Qui n’est pas arrivé au travail, un lundi matin pétri de bonnes résolutions pour commencer la semaine sur des chapeaux de roues, et s’apercevoir avec consternation, le manteau encore sur les épaules, que son entreprise – son commerce ou son cabinet- était devenu durant le week-end une piscine, les murs une éponge bien imbibée et la moquette, un jardin qui vient d’être arrosé. Le dégât des Eaux (DDE) est l’un des sinistres les plus courants, les plus anodins qui touchent régulièrement nos locaux professionnels. Il est même relativement récurrent lorsque votre commerce est situé en rez-de-chaussée, que vos bureaux occupent le dernier étage de l’immeuble ou que votre voisin du dessus, dispose d’une superbe terrasse. Tous les assureurs vous le diront ces situations sont des zones à risques. Inutile d’évoquer ici la proximité d’un étang, d’un réservoir ou d’une rivière car ces dispositions sont relativement rares dans les métropoles.
Pour le DDE, les causes sont toujours les mêmes. Tout d’abord la faute qui incombe à un tiers, le voisin qui a laissé couler un robinet près de la machine à café ou un joint défectueux d’alimentation d’un laboratoire qui a lâché. La maladresse ou l’inattention peuvent aussi venir de chez vous, l’oubli, l’absence de précaution, une porte fenêtre laissée ouverte pour aérer qui fait pénétrer l’eau ruisselante, une chasse d’eau des toilettes de l’étage détraquée, un petit réfrigérateur de bureau dont on a oublié de fermer la porte et dont la glace fondue se répand sur l’ordinateur portable posé à proximité. Ensuite, les catastrophes naturelles, les tempêtes, la neige dont l’eau s’infiltre par la toiture ou par les façades ou un événement exceptionnel tels que la rupture d’une canalisation municipale des eaux usées, le refoulement d’égouts ou l’intervention des Pompiers dont les lances sont heureusement efficaces et généreuses mais ne sont pas des frappes chirurgicales.

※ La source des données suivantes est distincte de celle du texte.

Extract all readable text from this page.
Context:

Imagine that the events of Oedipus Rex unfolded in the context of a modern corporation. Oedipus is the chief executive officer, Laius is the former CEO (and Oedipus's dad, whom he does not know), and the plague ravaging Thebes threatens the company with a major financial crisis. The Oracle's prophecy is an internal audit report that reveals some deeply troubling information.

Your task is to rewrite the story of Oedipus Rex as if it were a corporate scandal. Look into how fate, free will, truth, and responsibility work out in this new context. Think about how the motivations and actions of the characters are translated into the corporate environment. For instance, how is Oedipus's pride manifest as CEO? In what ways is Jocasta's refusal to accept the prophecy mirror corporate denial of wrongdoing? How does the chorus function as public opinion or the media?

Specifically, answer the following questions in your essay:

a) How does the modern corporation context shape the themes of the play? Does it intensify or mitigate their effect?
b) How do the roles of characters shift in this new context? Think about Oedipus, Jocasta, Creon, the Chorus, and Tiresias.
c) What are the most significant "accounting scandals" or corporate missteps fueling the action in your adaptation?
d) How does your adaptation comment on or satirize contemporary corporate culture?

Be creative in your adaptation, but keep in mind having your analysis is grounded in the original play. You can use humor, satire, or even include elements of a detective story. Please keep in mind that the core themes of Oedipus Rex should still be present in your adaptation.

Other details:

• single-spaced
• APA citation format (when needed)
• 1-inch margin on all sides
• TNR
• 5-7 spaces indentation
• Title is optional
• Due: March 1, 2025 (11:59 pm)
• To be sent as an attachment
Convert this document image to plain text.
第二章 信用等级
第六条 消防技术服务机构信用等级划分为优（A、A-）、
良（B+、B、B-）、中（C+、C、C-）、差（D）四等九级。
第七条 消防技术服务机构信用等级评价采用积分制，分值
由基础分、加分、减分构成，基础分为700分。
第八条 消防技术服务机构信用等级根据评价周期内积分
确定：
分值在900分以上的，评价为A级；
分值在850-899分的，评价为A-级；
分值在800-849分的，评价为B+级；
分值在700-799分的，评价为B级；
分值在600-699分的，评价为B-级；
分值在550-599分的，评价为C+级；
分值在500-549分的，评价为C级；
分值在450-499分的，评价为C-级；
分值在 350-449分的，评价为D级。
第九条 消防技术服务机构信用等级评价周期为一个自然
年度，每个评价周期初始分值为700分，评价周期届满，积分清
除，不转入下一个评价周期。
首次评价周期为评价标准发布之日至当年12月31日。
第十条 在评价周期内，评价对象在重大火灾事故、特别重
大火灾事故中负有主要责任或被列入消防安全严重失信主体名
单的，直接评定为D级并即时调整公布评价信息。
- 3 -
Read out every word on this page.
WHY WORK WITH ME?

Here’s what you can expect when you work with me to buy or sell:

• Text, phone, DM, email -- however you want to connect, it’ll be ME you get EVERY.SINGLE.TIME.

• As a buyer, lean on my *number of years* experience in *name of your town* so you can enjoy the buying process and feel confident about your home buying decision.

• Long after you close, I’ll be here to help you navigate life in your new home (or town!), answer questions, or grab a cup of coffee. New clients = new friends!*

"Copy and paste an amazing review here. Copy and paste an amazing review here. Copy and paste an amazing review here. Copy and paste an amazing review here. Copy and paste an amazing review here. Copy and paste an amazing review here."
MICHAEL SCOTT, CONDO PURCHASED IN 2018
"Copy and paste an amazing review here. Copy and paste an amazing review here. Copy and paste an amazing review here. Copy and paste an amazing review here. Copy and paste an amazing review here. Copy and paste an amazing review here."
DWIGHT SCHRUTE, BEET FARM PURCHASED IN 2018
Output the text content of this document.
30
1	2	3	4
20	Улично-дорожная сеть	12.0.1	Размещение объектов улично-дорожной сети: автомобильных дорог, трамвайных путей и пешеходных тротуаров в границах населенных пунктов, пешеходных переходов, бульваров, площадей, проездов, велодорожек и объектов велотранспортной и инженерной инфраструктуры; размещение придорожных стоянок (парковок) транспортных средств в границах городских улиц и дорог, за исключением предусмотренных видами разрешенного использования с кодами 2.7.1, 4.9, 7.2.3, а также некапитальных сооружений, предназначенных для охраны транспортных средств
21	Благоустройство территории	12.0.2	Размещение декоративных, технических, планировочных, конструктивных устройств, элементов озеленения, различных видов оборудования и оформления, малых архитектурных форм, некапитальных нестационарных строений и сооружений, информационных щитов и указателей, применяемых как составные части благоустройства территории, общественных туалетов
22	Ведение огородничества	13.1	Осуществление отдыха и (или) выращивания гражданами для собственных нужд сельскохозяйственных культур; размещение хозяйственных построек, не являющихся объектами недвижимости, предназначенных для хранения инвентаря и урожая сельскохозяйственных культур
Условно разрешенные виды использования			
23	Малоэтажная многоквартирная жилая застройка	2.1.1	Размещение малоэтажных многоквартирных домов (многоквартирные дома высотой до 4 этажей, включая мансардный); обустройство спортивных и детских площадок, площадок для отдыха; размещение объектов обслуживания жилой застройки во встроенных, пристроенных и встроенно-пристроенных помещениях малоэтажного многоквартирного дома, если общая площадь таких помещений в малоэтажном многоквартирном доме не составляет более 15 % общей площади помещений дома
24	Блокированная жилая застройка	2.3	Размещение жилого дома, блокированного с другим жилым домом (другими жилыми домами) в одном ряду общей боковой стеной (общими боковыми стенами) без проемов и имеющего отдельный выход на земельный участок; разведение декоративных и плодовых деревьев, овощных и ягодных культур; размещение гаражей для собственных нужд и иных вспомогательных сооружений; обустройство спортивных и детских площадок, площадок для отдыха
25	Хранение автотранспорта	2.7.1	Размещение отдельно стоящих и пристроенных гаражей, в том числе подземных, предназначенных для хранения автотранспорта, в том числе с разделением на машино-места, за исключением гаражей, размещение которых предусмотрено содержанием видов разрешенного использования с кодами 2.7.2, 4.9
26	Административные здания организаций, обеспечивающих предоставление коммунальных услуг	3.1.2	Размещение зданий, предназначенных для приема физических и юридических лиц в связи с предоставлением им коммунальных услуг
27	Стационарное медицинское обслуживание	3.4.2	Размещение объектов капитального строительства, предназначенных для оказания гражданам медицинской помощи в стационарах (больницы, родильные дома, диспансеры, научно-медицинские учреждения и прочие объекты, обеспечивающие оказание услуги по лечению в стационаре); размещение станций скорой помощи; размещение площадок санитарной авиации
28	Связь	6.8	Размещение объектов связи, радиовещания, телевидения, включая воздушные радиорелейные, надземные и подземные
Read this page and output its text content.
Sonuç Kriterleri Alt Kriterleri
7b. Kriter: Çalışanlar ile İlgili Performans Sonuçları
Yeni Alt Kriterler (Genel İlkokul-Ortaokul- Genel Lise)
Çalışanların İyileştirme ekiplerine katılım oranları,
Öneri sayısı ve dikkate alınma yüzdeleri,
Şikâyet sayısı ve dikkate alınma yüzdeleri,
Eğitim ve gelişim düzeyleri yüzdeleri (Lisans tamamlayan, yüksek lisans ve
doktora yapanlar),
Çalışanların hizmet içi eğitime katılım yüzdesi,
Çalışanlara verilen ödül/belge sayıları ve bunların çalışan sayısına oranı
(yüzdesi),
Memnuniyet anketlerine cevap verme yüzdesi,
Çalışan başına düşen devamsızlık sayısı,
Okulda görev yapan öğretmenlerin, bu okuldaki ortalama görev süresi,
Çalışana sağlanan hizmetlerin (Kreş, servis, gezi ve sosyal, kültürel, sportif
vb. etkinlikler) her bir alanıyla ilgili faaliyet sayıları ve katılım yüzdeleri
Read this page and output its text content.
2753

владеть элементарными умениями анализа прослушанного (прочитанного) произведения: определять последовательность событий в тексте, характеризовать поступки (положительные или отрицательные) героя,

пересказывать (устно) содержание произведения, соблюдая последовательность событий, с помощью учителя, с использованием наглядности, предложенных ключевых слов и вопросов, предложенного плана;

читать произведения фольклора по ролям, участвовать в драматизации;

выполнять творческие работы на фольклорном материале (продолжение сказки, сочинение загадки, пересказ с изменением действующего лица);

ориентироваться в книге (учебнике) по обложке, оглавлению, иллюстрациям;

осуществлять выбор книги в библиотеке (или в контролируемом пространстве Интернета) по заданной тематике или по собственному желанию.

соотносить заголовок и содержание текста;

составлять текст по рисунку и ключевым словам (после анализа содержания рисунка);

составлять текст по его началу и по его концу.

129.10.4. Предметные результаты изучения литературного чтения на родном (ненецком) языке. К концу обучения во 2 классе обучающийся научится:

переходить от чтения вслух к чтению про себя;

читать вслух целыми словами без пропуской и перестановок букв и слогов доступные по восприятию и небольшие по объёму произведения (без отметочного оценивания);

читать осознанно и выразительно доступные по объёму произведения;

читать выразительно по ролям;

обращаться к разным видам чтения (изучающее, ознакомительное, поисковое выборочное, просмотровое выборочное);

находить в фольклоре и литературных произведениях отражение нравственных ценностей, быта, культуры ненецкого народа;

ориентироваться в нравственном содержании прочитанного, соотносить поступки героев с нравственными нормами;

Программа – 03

Alors quand cela arrive vous êtes bien embêté pour vos meubles, vos outils informatiques, votre stock, votre vitrine, vos archives. Et pas tellement par la crainte de ne pas être assuré. Si vous avez payé votre prime d’assurance aucun souci à vous faire: Tous les contrats d’assurance multirisques professionnels comportent une garantie DDE. Vous pouvez la retrouver dans les conditions particulières – le contrat – que vous a remis votre assureur ainsi que dans les dispositions générales un livret, assez technique, afférent au contrat qui doit se trouver dans votre placard et que vous n’avez jamais regardé. Mais ne vous inquiétez pas plus que de raison, les assureurs couvrent la plupart du temps les « dommages matériels au bâtiment ainsi qu’aux matériels, marchandises… les embellissements… les frais de recherches de fuites y compris les frais de remise en état qui s’en suivent… »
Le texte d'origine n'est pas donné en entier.